In March 2026, Ripple began testing a new trade finance model built around RLUSD in a bid to increase the speed of cross-border payments.
The pilot initiative, developed alongside supply chain finance company Unloq [https://unloq.com], is running on the XRP Ledger inside a testing framework developed by the Monetary Authority of Singapore.
The Asian city-state is one of the platform’s biggest growth markets.
The idea behind the project is to see whether stablecoin-based settlement can streamline trade finance, too often hampered by reliance on intermediaries and slow reconciliation.
The only potential drawback is that if the initiative takes off, the Ripple to USD price could be negatively affected.
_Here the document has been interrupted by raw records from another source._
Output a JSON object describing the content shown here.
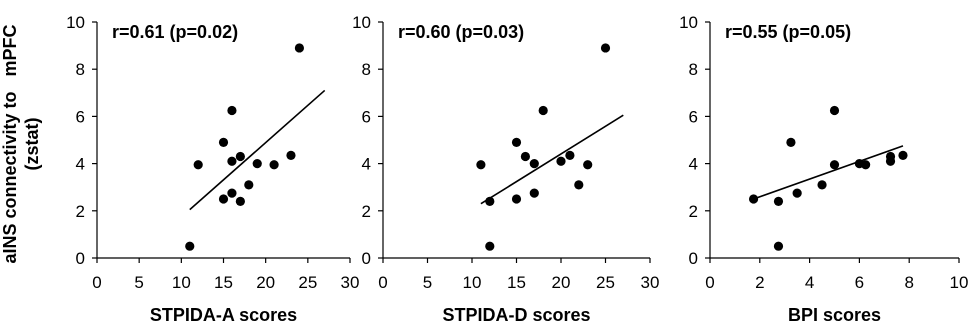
{
  "figure": {
    "ylabel_line1": "aINS connectivity to   mPFC",
    "ylabel_line2": "(zstat)"
  },
  "chart_data": [
    {
      "type": "scatter",
      "title": "",
      "annotation": "r=0.61 (p=0.02)",
      "xlabel": "STPIDA-A scores",
      "ylabel": "aINS connectivity to mPFC (zstat)",
      "xlim": [
        0,
        30
      ],
      "ylim": [
        0,
        10
      ],
      "xticks": [
        0,
        5,
        10,
        15,
        20,
        25,
        30
      ],
      "yticks": [
        0,
        2,
        4,
        6,
        8,
        10
      ],
      "grid": false,
      "points": [
        {
          "x": 11,
          "y": 0.5
        },
        {
          "x": 12,
          "y": 3.95
        },
        {
          "x": 15,
          "y": 2.5
        },
        {
          "x": 15,
          "y": 4.9
        },
        {
          "x": 16,
          "y": 6.25
        },
        {
          "x": 16,
          "y": 4.1
        },
        {
          "x": 16,
          "y": 2.75
        },
        {
          "x": 17,
          "y": 4.3
        },
        {
          "x": 17,
          "y": 2.4
        },
        {
          "x": 18,
          "y": 3.1
        },
        {
          "x": 19,
          "y": 4.0
        },
        {
          "x": 21,
          "y": 3.95
        },
        {
          "x": 23,
          "y": 4.35
        },
        {
          "x": 24,
          "y": 8.9
        }
      ],
      "fit_line": {
        "x": [
          11,
          27
        ],
        "y": [
          2.05,
          7.1
        ]
      }
    },
    {
      "type": "scatter",
      "title": "",
      "annotation": "r=0.60  (p=0.03)",
      "xlabel": "STPIDA-D scores",
      "ylabel": "",
      "xlim": [
        0,
        30
      ],
      "ylim": [
        0,
        10
      ],
      "xticks": [
        0,
        5,
        10,
        15,
        20,
        25,
        30
      ],
      "yticks": [
        0,
        2,
        4,
        6,
        8,
        10
      ],
      "grid": false,
      "points": [
        {
          "x": 11,
          "y": 3.95
        },
        {
          "x": 12,
          "y": 0.5
        },
        {
          "x": 12,
          "y": 2.4
        },
        {
          "x": 15,
          "y": 4.9
        },
        {
          "x": 15,
          "y": 2.5
        },
        {
          "x": 16,
          "y": 4.3
        },
        {
          "x": 17,
          "y": 4.0
        },
        {
          "x": 17,
          "y": 2.75
        },
        {
          "x": 18,
          "y": 6.25
        },
        {
          "x": 20,
          "y": 4.1
        },
        {
          "x": 21,
          "y": 4.35
        },
        {
          "x": 22,
          "y": 3.1
        },
        {
          "x": 23,
          "y": 3.95
        },
        {
          "x": 25,
          "y": 8.9
        }
      ],
      "fit_line": {
        "x": [
          11,
          27
        ],
        "y": [
          2.3,
          6.05
        ]
      }
    },
    {
      "type": "scatter",
      "title": "",
      "annotation": "r=0.55  (p=0.05)",
      "xlabel": "BPI scores",
      "ylabel": "",
      "xlim": [
        0,
        10
      ],
      "ylim": [
        0,
        10
      ],
      "xticks": [
        0,
        2,
        4,
        6,
        8,
        10
      ],
      "yticks": [
        0,
        2,
        4,
        6,
        8,
        10
      ],
      "grid": false,
      "points": [
        {
          "x": 1.75,
          "y": 2.5
        },
        {
          "x": 2.75,
          "y": 0.5
        },
        {
          "x": 2.75,
          "y": 2.4
        },
        {
          "x": 3.25,
          "y": 4.9
        },
        {
          "x": 3.5,
          "y": 2.75
        },
        {
          "x": 4.5,
          "y": 3.1
        },
        {
          "x": 5.0,
          "y": 6.25
        },
        {
          "x": 5.0,
          "y": 3.95
        },
        {
          "x": 6.0,
          "y": 4.0
        },
        {
          "x": 6.25,
          "y": 3.95
        },
        {
          "x": 7.25,
          "y": 4.3
        },
        {
          "x": 7.25,
          "y": 4.1
        },
        {
          "x": 7.75,
          "y": 4.35
        }
      ],
      "fit_line": {
        "x": [
          1.75,
          7.75
        ],
        "y": [
          2.5,
          4.75
        ]
      }
    }
  ]
}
Ripple has always championed its native XRP token as a bridge asset, the “middleman” in the process of a financial institution turning dollars in the US into pounds in the UK, for example.
Ripple converts dollars into XRP and then back into pounds.
If RLUSD can do exactly the same thing, questions will be asked about XRP’s relevance.
That is a bridge Ripple will have to cross if it gets to that point.
Tokenisation Partners
Another interesting finding from Ripple’s survey is that most banks and asset managers are seeking tokenisation partners to help execute their strategies.
Some 89% of respondents said digital asset storage and custody were top priority. “Token servicing/lifecycle management also ranks highly for banks at 82%, while asset managers place greater emphasis on primary distribution at 80%,” Ripple found.
The survey also revealed that just more than half of fintechs and financial institutions want an infrastructure provider that can offer a “one-stop-shop solution”. This rose to 71% among corporate financial leaders.
Ripple attributes this to institutions and firms wanting uncomplicated, cohesive systems.
Infrastructure Rules
In its final analysis, Ripple says companies across the board are looking for partners and solutions that are “secure, compliant, battle-tested and that enable growth and execution”.
“The message is clear: infrastructure decisions made today will shape competitive positioning tomorrow.”
No surprise that this is precisely where Ripple is placing much of its focus.